THE BIA OF WASHINGTON STATE IS applying more heat to politically motivated arsonists. On Sept. 20, the Olympia-based trade group offered a $100,000 bounty—the highest-ever in the housing industry—for information leading to the arrest and conviction of members affiliated with the Earth Liberation Front (ELF), which according to BIA estimates is responsible for $8 million in property damage in the state since 1996. (See “Burning Issues,” August, page 144.)
ELF claims its goal is environmental protection. But its members have a violent history of destroying homes and equipment to achieve their aims. Since April 2004, ELF has been connected to four arsons and four attempted arsons in Washington alone. Tom McCabe, the state BIA's executive director, says two Bellingham homes were set ablaze in July with incendiary devices similar to those that ignited a home in Sammanish in April. (The FBI didn't open a file on the Bellingham fire because no one took credit for it, says Anthony Torres, a special agent in the bureau's Seattle office.)

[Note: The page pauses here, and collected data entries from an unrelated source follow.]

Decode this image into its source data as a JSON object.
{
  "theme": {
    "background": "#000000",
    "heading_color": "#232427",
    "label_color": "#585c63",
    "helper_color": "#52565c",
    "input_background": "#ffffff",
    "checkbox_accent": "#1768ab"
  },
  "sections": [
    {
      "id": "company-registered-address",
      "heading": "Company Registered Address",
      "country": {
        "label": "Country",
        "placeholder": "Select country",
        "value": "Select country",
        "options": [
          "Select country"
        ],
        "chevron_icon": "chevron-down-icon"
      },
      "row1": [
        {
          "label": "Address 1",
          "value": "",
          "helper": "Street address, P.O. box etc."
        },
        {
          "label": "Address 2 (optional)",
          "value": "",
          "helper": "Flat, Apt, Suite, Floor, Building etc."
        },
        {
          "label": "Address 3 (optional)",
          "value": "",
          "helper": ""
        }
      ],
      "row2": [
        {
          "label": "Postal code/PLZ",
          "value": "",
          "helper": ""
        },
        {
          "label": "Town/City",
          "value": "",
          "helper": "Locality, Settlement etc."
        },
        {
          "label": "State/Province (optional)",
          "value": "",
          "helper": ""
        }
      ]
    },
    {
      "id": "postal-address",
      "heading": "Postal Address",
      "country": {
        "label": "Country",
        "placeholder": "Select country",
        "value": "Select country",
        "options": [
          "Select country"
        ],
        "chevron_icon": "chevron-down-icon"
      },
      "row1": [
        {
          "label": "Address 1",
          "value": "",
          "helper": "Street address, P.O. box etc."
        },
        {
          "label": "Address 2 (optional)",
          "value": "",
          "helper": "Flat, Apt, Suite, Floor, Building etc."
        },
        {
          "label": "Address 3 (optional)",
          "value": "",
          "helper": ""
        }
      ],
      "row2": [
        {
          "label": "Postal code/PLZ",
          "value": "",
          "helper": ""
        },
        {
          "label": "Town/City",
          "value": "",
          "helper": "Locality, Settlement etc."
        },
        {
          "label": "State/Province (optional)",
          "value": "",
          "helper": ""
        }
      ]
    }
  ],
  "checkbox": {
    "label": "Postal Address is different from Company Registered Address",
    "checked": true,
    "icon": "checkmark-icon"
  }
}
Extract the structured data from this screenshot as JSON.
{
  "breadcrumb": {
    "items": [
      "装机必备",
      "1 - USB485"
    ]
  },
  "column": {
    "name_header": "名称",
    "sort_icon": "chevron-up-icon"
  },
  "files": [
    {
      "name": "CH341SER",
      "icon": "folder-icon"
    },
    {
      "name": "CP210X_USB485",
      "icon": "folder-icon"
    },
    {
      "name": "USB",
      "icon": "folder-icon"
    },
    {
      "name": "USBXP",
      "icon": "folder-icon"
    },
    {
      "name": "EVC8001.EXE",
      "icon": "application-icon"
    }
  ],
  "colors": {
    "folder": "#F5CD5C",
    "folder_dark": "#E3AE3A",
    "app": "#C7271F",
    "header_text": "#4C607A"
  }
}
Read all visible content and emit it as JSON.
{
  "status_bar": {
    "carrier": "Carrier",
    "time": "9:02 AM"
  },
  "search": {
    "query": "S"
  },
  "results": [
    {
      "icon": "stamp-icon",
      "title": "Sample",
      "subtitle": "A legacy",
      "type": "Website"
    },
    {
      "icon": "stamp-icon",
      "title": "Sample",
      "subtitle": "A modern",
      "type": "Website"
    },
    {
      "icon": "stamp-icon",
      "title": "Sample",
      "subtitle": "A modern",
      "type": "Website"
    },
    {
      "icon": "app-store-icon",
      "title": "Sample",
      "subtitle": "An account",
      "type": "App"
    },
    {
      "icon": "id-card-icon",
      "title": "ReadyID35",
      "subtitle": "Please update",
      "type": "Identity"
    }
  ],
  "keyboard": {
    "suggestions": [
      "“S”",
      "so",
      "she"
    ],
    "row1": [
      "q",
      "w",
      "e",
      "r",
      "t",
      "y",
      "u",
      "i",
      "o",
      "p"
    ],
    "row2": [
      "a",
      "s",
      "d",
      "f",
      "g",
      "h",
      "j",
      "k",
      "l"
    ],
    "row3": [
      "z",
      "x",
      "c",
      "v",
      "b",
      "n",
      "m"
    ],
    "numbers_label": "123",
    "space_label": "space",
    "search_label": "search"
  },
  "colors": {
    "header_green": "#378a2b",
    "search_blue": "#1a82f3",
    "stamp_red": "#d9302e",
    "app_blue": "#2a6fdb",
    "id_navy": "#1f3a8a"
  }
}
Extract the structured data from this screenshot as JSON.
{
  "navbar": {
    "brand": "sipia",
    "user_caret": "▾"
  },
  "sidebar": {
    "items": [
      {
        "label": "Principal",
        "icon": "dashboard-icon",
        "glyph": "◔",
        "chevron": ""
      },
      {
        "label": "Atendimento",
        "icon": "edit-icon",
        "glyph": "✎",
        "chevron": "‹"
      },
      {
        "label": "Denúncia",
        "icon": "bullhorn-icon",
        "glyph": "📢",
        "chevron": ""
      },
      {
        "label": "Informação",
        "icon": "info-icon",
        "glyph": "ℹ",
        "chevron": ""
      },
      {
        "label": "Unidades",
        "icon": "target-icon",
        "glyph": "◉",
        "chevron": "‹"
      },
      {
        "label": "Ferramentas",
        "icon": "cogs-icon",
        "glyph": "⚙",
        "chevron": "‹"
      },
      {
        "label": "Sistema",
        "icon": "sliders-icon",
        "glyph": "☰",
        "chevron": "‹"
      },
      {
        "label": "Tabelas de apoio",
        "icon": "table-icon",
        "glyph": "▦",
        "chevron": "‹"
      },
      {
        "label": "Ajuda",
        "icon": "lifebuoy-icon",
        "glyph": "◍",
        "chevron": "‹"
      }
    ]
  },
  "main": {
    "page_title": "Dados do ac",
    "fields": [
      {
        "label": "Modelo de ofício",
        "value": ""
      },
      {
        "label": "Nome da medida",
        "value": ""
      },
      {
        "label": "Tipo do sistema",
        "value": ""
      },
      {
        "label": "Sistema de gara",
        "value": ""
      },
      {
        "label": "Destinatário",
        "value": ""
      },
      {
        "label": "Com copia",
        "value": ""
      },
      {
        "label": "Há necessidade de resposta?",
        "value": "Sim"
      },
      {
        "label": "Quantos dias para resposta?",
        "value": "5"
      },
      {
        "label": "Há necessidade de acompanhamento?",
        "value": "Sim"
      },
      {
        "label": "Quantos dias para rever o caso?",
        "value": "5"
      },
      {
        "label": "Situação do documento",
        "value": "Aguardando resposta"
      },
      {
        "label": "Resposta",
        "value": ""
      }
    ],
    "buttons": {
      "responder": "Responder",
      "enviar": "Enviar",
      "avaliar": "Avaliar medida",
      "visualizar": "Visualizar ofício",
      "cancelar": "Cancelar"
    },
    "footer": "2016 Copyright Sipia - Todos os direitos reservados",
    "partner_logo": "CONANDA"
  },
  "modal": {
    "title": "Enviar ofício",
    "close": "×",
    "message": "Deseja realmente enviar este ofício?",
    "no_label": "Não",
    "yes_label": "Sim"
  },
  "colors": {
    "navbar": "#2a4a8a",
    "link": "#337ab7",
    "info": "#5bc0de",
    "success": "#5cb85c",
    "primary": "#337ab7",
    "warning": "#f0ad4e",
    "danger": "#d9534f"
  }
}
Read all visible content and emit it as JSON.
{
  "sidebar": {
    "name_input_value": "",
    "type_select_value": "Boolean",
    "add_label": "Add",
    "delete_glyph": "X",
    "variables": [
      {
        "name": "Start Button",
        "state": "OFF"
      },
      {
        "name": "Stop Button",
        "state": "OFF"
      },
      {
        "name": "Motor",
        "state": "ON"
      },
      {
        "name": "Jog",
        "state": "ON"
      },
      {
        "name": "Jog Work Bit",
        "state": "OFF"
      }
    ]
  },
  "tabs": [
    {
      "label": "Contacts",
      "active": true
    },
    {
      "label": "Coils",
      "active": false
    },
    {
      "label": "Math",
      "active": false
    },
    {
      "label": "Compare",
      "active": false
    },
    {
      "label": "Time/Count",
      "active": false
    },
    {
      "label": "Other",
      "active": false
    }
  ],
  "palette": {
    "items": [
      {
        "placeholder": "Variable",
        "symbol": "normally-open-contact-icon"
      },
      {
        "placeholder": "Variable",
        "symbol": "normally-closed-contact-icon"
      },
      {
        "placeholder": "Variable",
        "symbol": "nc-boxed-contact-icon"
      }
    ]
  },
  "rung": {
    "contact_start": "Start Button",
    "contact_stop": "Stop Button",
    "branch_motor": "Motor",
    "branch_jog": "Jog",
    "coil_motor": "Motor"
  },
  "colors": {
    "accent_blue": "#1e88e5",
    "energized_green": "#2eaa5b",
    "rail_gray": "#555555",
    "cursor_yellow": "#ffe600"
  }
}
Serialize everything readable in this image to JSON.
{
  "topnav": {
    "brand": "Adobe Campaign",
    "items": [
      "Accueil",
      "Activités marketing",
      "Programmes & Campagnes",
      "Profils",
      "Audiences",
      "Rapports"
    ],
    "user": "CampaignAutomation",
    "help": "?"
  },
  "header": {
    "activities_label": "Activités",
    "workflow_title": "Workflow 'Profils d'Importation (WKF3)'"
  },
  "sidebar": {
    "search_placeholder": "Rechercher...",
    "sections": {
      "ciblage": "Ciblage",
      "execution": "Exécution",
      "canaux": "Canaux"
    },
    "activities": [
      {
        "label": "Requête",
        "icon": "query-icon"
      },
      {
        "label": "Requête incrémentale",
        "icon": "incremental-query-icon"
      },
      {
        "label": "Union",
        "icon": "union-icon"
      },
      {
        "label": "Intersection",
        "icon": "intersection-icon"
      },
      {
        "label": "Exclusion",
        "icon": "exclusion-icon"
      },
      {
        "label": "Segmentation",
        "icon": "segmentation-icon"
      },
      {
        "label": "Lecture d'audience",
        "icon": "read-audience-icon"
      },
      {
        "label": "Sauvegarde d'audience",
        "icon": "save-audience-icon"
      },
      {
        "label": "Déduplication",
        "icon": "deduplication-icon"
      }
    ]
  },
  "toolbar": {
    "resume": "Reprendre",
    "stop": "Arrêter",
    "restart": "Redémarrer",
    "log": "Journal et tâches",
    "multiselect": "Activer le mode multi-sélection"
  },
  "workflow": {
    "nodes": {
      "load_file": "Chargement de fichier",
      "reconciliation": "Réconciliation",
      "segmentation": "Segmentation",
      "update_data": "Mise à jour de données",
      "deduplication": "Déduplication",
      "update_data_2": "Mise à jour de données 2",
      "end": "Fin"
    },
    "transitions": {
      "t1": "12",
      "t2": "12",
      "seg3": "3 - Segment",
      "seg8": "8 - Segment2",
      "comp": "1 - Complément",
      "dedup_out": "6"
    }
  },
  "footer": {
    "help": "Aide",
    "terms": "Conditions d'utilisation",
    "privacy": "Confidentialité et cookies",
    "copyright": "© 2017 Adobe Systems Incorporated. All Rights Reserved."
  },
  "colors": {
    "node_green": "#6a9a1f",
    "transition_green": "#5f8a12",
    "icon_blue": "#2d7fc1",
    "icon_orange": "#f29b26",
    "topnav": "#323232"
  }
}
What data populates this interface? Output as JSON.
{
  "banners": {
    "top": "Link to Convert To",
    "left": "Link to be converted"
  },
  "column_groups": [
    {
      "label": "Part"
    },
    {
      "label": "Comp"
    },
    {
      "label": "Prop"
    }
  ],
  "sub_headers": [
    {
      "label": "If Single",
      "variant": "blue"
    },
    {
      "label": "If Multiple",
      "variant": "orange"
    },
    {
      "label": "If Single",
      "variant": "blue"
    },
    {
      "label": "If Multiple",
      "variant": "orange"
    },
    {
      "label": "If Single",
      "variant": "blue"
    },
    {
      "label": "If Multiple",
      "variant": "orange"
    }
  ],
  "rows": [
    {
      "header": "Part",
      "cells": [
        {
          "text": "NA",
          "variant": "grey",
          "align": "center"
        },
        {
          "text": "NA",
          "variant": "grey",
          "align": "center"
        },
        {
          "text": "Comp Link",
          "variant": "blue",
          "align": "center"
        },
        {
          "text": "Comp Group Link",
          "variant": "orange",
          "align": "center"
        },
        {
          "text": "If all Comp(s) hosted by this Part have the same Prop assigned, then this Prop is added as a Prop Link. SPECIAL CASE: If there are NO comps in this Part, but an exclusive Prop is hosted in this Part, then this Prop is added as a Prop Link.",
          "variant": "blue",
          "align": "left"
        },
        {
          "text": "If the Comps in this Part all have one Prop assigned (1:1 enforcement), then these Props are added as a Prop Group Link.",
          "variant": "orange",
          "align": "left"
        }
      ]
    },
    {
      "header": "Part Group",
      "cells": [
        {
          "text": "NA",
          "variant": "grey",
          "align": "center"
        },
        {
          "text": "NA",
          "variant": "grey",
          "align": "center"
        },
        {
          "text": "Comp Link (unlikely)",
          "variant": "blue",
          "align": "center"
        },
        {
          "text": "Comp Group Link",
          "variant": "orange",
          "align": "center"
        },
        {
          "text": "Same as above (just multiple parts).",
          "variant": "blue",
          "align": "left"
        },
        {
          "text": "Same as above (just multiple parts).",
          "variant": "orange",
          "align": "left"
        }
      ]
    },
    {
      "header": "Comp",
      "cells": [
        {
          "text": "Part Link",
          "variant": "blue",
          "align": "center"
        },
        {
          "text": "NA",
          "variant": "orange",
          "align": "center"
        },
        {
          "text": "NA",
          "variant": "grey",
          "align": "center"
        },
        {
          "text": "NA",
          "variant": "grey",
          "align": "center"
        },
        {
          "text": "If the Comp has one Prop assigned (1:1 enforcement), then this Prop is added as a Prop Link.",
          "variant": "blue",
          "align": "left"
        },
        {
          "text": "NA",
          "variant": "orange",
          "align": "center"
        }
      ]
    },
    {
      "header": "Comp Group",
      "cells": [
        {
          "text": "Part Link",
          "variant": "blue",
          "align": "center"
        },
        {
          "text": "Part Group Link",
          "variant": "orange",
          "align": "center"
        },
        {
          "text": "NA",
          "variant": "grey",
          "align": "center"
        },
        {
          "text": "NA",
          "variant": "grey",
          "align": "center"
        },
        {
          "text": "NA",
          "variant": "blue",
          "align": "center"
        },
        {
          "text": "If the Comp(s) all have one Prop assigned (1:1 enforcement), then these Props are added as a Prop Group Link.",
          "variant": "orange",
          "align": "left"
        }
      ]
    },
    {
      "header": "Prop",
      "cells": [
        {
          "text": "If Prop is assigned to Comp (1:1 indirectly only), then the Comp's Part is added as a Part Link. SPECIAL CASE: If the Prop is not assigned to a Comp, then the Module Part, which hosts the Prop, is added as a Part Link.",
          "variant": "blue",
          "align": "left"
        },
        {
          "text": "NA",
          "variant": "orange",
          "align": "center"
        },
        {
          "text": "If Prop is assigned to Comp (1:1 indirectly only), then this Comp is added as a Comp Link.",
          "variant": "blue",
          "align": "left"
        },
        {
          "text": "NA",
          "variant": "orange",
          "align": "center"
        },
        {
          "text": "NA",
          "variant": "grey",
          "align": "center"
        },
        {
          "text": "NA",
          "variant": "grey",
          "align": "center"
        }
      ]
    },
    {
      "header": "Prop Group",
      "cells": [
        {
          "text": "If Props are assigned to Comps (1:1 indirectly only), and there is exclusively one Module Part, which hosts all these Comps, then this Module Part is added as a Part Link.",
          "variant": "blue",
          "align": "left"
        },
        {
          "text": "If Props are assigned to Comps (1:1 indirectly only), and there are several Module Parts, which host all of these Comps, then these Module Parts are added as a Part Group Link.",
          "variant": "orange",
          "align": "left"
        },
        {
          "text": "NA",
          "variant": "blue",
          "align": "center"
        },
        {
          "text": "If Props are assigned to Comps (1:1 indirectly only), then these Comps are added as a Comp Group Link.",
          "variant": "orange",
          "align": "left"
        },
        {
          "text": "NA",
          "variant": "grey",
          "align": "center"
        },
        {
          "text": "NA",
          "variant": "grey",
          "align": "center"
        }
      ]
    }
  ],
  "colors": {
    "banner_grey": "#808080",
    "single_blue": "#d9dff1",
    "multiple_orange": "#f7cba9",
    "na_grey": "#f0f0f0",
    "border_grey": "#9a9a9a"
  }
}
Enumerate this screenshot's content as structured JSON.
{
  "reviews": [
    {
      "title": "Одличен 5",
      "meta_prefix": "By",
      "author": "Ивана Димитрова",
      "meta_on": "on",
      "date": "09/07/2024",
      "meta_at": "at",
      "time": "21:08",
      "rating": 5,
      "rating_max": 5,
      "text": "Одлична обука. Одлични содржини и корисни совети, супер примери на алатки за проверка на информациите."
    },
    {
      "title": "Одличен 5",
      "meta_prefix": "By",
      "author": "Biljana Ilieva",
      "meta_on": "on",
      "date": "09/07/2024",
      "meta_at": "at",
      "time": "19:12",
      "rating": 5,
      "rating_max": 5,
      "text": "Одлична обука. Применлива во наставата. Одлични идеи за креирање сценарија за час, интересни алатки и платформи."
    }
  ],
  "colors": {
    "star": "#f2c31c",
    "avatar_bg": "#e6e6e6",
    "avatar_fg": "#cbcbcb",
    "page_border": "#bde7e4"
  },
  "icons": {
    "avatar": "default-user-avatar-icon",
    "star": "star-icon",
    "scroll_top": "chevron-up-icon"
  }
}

Other builder groups around the country have offered rewards of up to $25,000. The Washington BIA, on the other hand, hadn't offered any bounty, says McCabe, until his association staked its reward at the suggestion of the FBI, whose surveillance “indicates that some of ELF's members are becoming disillusioned about its increasingly violent tactics, and with the right incentive might come forward.”
But Torres warns it will take more than a bounty to rattle ELF's organization, which generally comprises small “cells” whose members take their marching orders from people whom law enforcement authorities have been hard-pressed to pin to any crimes. “There's always someone else ready to step in,” Torres says about ELF's leadership structure.